A method of rounding that has presentational advantages is to release tables of percentages rather than actual counts. A value of 0% may not refer to 0 units of the population and depends upon sample size, although it may be possible to determine a range for the value if the sample size is known. Displaying information in this manner preserves the message as the percentages are still representative of the raw figures but are not as exact as the raw figures. Rounding can therefore be very effective at reducing risk when considering individual tables of counts. Care should still be taken to consider the interactions between multiple outputs of data, particularly concerning additivity and consistency between marginal totals in the different outputs as these could lead to re-identification.

11. Swapping: To hide a record that may be identifiable by its unique characteristics, swap it for another record where some of the other characteristics are shared. For example, someone living in NSW who speaks an uncommon language could have their record moved to Victoria, where the language is more commonly spoken. This allows characteristics to be reflected in the data without risk of re-identification. As a consequence of this method though, additional data changes may be required. For example if this is hierarchical data, then family related information for the individual relocated to Victoria would also need to be adjusted so that the original and family record both remain consistent. Like most data focussed controls, this increases uncertainty. It is particularly strong where multiple data outputs are being released from a single data source. For example, a sample of microdata with coarse geography and aggregate population tables of counts for fine geography is a common set of census outputs. Modest data swapping amongst the fine geographical areas within the coarser areas means that the microdata itself is unchanged. However, the modification of the aggregate data will reduce the risk of subtraction attacks.
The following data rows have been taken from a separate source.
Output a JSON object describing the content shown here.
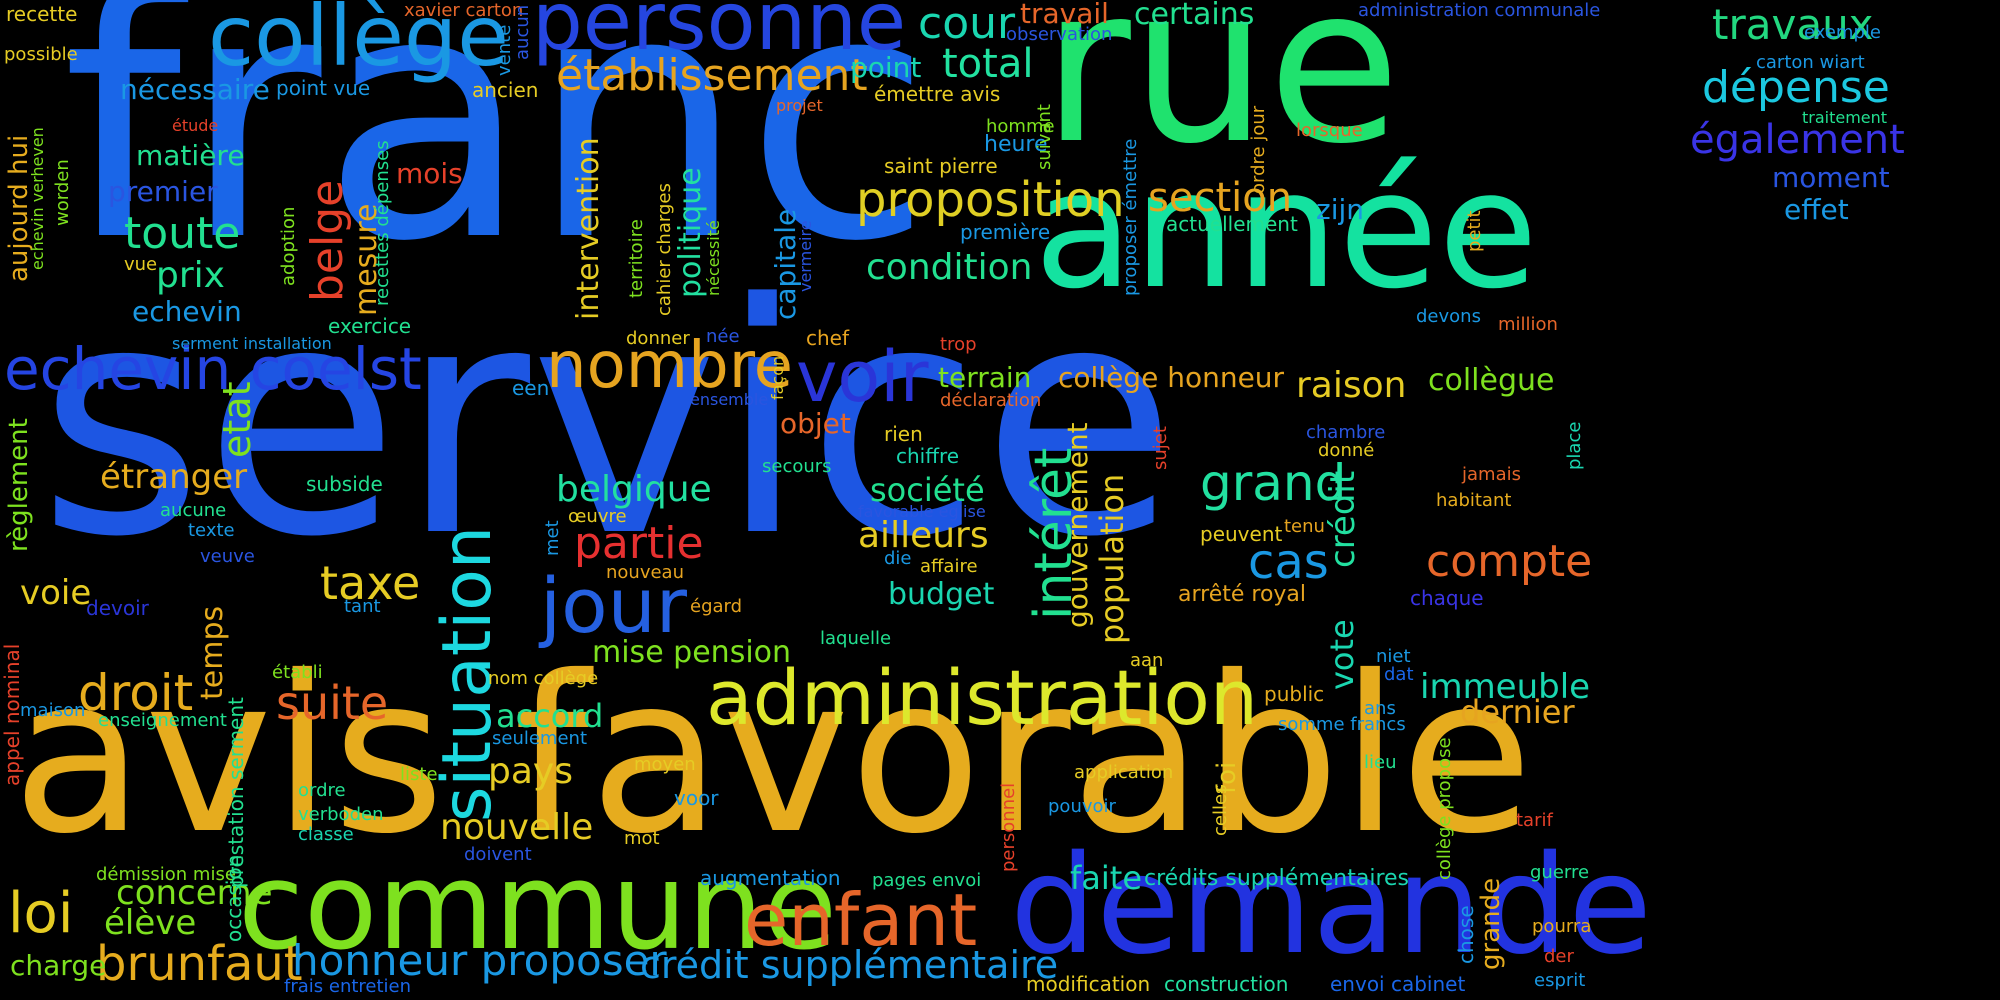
{
  "words": [
    {
      "text": "service",
      "color": "#1d56e3"
    },
    {
      "text": "franc",
      "color": "#1a66e8"
    },
    {
      "text": "avis favorable",
      "color": "#e6ac1e"
    },
    {
      "text": "rue",
      "color": "#1fe26e"
    },
    {
      "text": "année",
      "color": "#14e2a0"
    },
    {
      "text": "commune",
      "color": "#7ee11f"
    },
    {
      "text": "demande",
      "color": "#2233e0"
    },
    {
      "text": "collège",
      "color": "#1a98e3"
    },
    {
      "text": "personne",
      "color": "#2546e0"
    },
    {
      "text": "administration",
      "color": "#dde82c"
    },
    {
      "text": "enfant",
      "color": "#e6662a"
    },
    {
      "text": "situation",
      "color": "#1dd8e0"
    },
    {
      "text": "nombre",
      "color": "#e6a420"
    },
    {
      "text": "echevin coelst",
      "color": "#2545e3"
    },
    {
      "text": "voir",
      "color": "#2a35d8"
    },
    {
      "text": "jour",
      "color": "#2560e0"
    },
    {
      "text": "proposition",
      "color": "#e0cf24"
    },
    {
      "text": "établissement",
      "color": "#e6a420"
    },
    {
      "text": "travaux",
      "color": "#22d880"
    },
    {
      "text": "dépense",
      "color": "#1cc8e0"
    },
    {
      "text": "également",
      "color": "#3a34e6"
    },
    {
      "text": "cour",
      "color": "#1ad6b0"
    },
    {
      "text": "total",
      "color": "#22e2a0"
    },
    {
      "text": "brunfaut",
      "color": "#e6ac1e"
    },
    {
      "text": "loi",
      "color": "#e6cc24"
    },
    {
      "text": "crédit supplémentaire",
      "color": "#1a98e3"
    },
    {
      "text": "honneur proposer",
      "color": "#1a98e3"
    },
    {
      "text": "suite",
      "color": "#e6662a"
    },
    {
      "text": "droit",
      "color": "#e6ac1e"
    },
    {
      "text": "compte",
      "color": "#e6662a"
    },
    {
      "text": "intérêt",
      "color": "#22e090"
    },
    {
      "text": "grand",
      "color": "#22e0a0"
    },
    {
      "text": "cas",
      "color": "#1a98e3"
    },
    {
      "text": "taxe",
      "color": "#e6cc24"
    },
    {
      "text": "section",
      "color": "#e6a420"
    },
    {
      "text": "belge",
      "color": "#e6412a"
    },
    {
      "text": "partie",
      "color": "#e63030"
    },
    {
      "text": "condition",
      "color": "#22e090"
    },
    {
      "text": "raison",
      "color": "#e6cc24"
    },
    {
      "text": "toute",
      "color": "#22e090"
    },
    {
      "text": "nouvelle",
      "color": "#e6cc24"
    },
    {
      "text": "pays",
      "color": "#e6cc24"
    },
    {
      "text": "étranger",
      "color": "#e6ac1e"
    },
    {
      "text": "immeuble",
      "color": "#1ad6b0"
    },
    {
      "text": "belgique",
      "color": "#22e0a0"
    },
    {
      "text": "ailleurs",
      "color": "#e6cc24"
    },
    {
      "text": "prix",
      "color": "#22e090"
    },
    {
      "text": "dernier",
      "color": "#e6a420"
    },
    {
      "text": "voie",
      "color": "#e6cc24"
    },
    {
      "text": "faite",
      "color": "#1ad6b0"
    },
    {
      "text": "concerne",
      "color": "#7ee11f"
    },
    {
      "text": "élève",
      "color": "#7ee11f"
    },
    {
      "text": "mise pension",
      "color": "#7ee11f"
    },
    {
      "text": "accord",
      "color": "#22e090"
    },
    {
      "text": "société",
      "color": "#22e090"
    },
    {
      "text": "terrain",
      "color": "#7ee11f"
    },
    {
      "text": "collège honneur",
      "color": "#e6a420"
    },
    {
      "text": "collègue",
      "color": "#7ee11f"
    },
    {
      "text": "budget",
      "color": "#1ad6b0"
    },
    {
      "text": "charge",
      "color": "#7ee11f"
    },
    {
      "text": "premier",
      "color": "#2a55e0"
    },
    {
      "text": "nécessaire",
      "color": "#1a98e3"
    },
    {
      "text": "matière",
      "color": "#22e090"
    },
    {
      "text": "echevin",
      "color": "#1a98e3"
    },
    {
      "text": "moment",
      "color": "#2a55e0"
    },
    {
      "text": "effet",
      "color": "#1a98e3"
    },
    {
      "text": "zijn",
      "color": "#1a98e3"
    },
    {
      "text": "mois",
      "color": "#e6412a"
    },
    {
      "text": "objet",
      "color": "#e6662a"
    },
    {
      "text": "travail",
      "color": "#e6662a"
    },
    {
      "text": "certains",
      "color": "#22e090"
    },
    {
      "text": "point",
      "color": "#1ad6b0"
    },
    {
      "text": "crédits supplémentaires",
      "color": "#1ad6b0"
    },
    {
      "text": "augmentation",
      "color": "#1a98e3"
    },
    {
      "text": "exercice",
      "color": "#22e090"
    },
    {
      "text": "arrêté royal",
      "color": "#e6a420"
    },
    {
      "text": "actuellement",
      "color": "#22e090"
    },
    {
      "text": "point vue",
      "color": "#1a98e3"
    },
    {
      "text": "ancien",
      "color": "#e6cc24"
    },
    {
      "text": "saint pierre",
      "color": "#e6cc24"
    },
    {
      "text": "émettre avis",
      "color": "#e6cc24"
    },
    {
      "text": "première",
      "color": "#1a98e3"
    },
    {
      "text": "heure",
      "color": "#1a98e3"
    },
    {
      "text": "homme",
      "color": "#7ee11f"
    },
    {
      "text": "subside",
      "color": "#22e090"
    },
    {
      "text": "aucune",
      "color": "#22e090"
    },
    {
      "text": "texte",
      "color": "#1a98e3"
    },
    {
      "text": "veuve",
      "color": "#2a55e0"
    },
    {
      "text": "devoir",
      "color": "#2a35d8"
    },
    {
      "text": "tant",
      "color": "#1a98e3"
    },
    {
      "text": "enseignement",
      "color": "#22e090"
    },
    {
      "text": "maison",
      "color": "#1a98e3"
    },
    {
      "text": "établi",
      "color": "#7ee11f"
    },
    {
      "text": "seulement",
      "color": "#1a98e3"
    },
    {
      "text": "nom collège",
      "color": "#e6cc24"
    },
    {
      "text": "liste",
      "color": "#7ee11f"
    },
    {
      "text": "ordre",
      "color": "#22e090"
    },
    {
      "text": "verboden",
      "color": "#22e090"
    },
    {
      "text": "classe",
      "color": "#1ad6b0"
    },
    {
      "text": "doivent",
      "color": "#2a55e0"
    },
    {
      "text": "moyen",
      "color": "#e6cc24"
    },
    {
      "text": "mot",
      "color": "#e6cc24"
    },
    {
      "text": "voor",
      "color": "#1a98e3"
    },
    {
      "text": "démission mise",
      "color": "#7ee11f"
    },
    {
      "text": "pages envoi",
      "color": "#22e090"
    },
    {
      "text": "frais entretien",
      "color": "#1a66e8"
    },
    {
      "text": "modification",
      "color": "#e6cc24"
    },
    {
      "text": "construction",
      "color": "#22e0a0"
    },
    {
      "text": "envoi cabinet",
      "color": "#1a66e8"
    },
    {
      "text": "esprit",
      "color": "#1a98e3"
    },
    {
      "text": "der",
      "color": "#e6412a"
    },
    {
      "text": "pourra",
      "color": "#e6ac1e"
    },
    {
      "text": "guerre",
      "color": "#22e090"
    },
    {
      "text": "tarif",
      "color": "#e6412a"
    },
    {
      "text": "lieu",
      "color": "#22e090"
    },
    {
      "text": "somme francs",
      "color": "#1a98e3"
    },
    {
      "text": "public",
      "color": "#e6ac1e"
    },
    {
      "text": "ans",
      "color": "#1a98e3"
    },
    {
      "text": "dat",
      "color": "#1a66e8"
    },
    {
      "text": "niet",
      "color": "#1a98e3"
    },
    {
      "text": "aan",
      "color": "#e6cc24"
    },
    {
      "text": "application",
      "color": "#e6cc24"
    },
    {
      "text": "pouvoir",
      "color": "#1a98e3"
    },
    {
      "text": "laquelle",
      "color": "#22e090"
    },
    {
      "text": "égard",
      "color": "#e6a420"
    },
    {
      "text": "nouveau",
      "color": "#e6a420"
    },
    {
      "text": "affaire",
      "color": "#e6cc24"
    },
    {
      "text": "die",
      "color": "#1a98e3"
    },
    {
      "text": "favorable eglise",
      "color": "#2a55e0"
    },
    {
      "text": "peuvent",
      "color": "#e6cc24"
    },
    {
      "text": "tenu",
      "color": "#e6a420"
    },
    {
      "text": "habitant",
      "color": "#e6ac1e"
    },
    {
      "text": "jamais",
      "color": "#e6662a"
    },
    {
      "text": "chaque",
      "color": "#3a34e6"
    },
    {
      "text": "donné",
      "color": "#e6cc24"
    },
    {
      "text": "chambre",
      "color": "#2a55e0"
    },
    {
      "text": "million",
      "color": "#e6662a"
    },
    {
      "text": "devons",
      "color": "#1a98e3"
    },
    {
      "text": "chiffre",
      "color": "#1ad6b0"
    },
    {
      "text": "rien",
      "color": "#e6cc24"
    },
    {
      "text": "secours",
      "color": "#22e090"
    },
    {
      "text": "déclaration",
      "color": "#e6662a"
    },
    {
      "text": "trop",
      "color": "#e6412a"
    },
    {
      "text": "chef",
      "color": "#e6a420"
    },
    {
      "text": "née",
      "color": "#2a55e0"
    },
    {
      "text": "donner",
      "color": "#e6cc24"
    },
    {
      "text": "een",
      "color": "#1a98e3"
    },
    {
      "text": "ensemble",
      "color": "#2a55e0"
    },
    {
      "text": "œuvre",
      "color": "#e6cc24"
    },
    {
      "text": "serment installation",
      "color": "#1a98e3"
    },
    {
      "text": "possible",
      "color": "#e6cc24"
    },
    {
      "text": "recette",
      "color": "#e6cc24"
    },
    {
      "text": "xavier carton",
      "color": "#e6662a"
    },
    {
      "text": "vue",
      "color": "#e6cc24"
    },
    {
      "text": "projet",
      "color": "#e6662a"
    },
    {
      "text": "étude",
      "color": "#e6412a"
    },
    {
      "text": "observation",
      "color": "#2a55e0"
    },
    {
      "text": "administration communale",
      "color": "#2a55e0"
    },
    {
      "text": "exemple",
      "color": "#1a98e3"
    },
    {
      "text": "carton wiart",
      "color": "#1a98e3"
    },
    {
      "text": "traitement",
      "color": "#22e090"
    },
    {
      "text": "lorsque",
      "color": "#e6662a"
    },
    {
      "text": "capitale",
      "color": "#1a98e3"
    },
    {
      "text": "population",
      "color": "#e6cc24"
    },
    {
      "text": "gouvernement",
      "color": "#e6cc24"
    },
    {
      "text": "crédit",
      "color": "#22e0a0"
    },
    {
      "text": "vote",
      "color": "#1ad6b0"
    },
    {
      "text": "etat",
      "color": "#7ee11f"
    },
    {
      "text": "mesure",
      "color": "#e6ac1e"
    },
    {
      "text": "politique",
      "color": "#22e0a0"
    },
    {
      "text": "intervention",
      "color": "#e6cc24"
    },
    {
      "text": "temps",
      "color": "#e6ac1e"
    },
    {
      "text": "aujourd hui",
      "color": "#e6ac1e"
    },
    {
      "text": "règlement",
      "color": "#7ee11f"
    },
    {
      "text": "prestation serment",
      "color": "#22e090"
    },
    {
      "text": "occasion",
      "color": "#22e090"
    },
    {
      "text": "appel nominal",
      "color": "#e6412a"
    },
    {
      "text": "echevin verheven",
      "color": "#7ee11f"
    },
    {
      "text": "worden",
      "color": "#7ee11f"
    },
    {
      "text": "recettes dépenses",
      "color": "#22e090"
    },
    {
      "text": "adoption",
      "color": "#7ee11f"
    },
    {
      "text": "vente",
      "color": "#1a98e3"
    },
    {
      "text": "aucun",
      "color": "#2a55e0"
    },
    {
      "text": "cahier charges",
      "color": "#e6cc24"
    },
    {
      "text": "territoire",
      "color": "#7ee11f"
    },
    {
      "text": "nécessité",
      "color": "#7ee11f"
    },
    {
      "text": "vermeire",
      "color": "#2a55e0"
    },
    {
      "text": "façon",
      "color": "#e6cc24"
    },
    {
      "text": "met",
      "color": "#1a98e3"
    },
    {
      "text": "suivant",
      "color": "#7ee11f"
    },
    {
      "text": "proposer émettre",
      "color": "#1a98e3"
    },
    {
      "text": "ordre jour",
      "color": "#e6ac1e"
    },
    {
      "text": "petit",
      "color": "#e6ac1e"
    },
    {
      "text": "place",
      "color": "#1ad6b0"
    },
    {
      "text": "sujet",
      "color": "#e6412a"
    },
    {
      "text": "personnel",
      "color": "#e6412a"
    },
    {
      "text": "foi",
      "color": "#e6cc24"
    },
    {
      "text": "celles",
      "color": "#e6cc24"
    },
    {
      "text": "collège propose",
      "color": "#7ee11f"
    },
    {
      "text": "chose",
      "color": "#1a98e3"
    },
    {
      "text": "grande",
      "color": "#e6ac1e"
    }
  ]
}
12. Choice of Variables: An obvious mechanism of disclosure control is excluding certain variables from the released dataset. The Data Custodian can reduce the number of key variables to which an intruder is likely to have access and/or reduce the number of target variables. With microdata, the choice is whether a variable appears in a dataset or not. With aggregate data, the choices are about which variables will be included in each table. If key variables were removed, the de-identification risk is reduced. If target variables are removed then the sensitivity of the data is lessened, and the potential impact of any breach is reduced. The offset of this by removing a variable you can impact on the analysis able to be performed.

13. Imputation: Creating new values generated from original data so that the overall totals, values and patterns are preserved, but do not relate to any particular individual. In order for this to work without adversely affecting the data, it may be necessary to allow the original values to be modelled back in. One critical decision when imputing is what you tell the user. There are multiple options ranging from you choosing to tell them that the data has simply been imputed, or how many values have been imputed, that a model has been used to conduct the imputation or even the values that have been imputed. However, information regarding how the imputation was carried out, i.e. how the model works, should not be released as this can allow an individual to back-engineer the data treatment technique. This can be an effective method if you are already using a model to generate missing data values. The impact on utility depends upon how good a model you have used to impute the values.

14. Encryption or ‘Hashing’ of identifiers: Techniques that will obscure the original identifier, rather than remove it altogether, usually for the purposes of linking different datasets together (but without sharing the information in an identified form).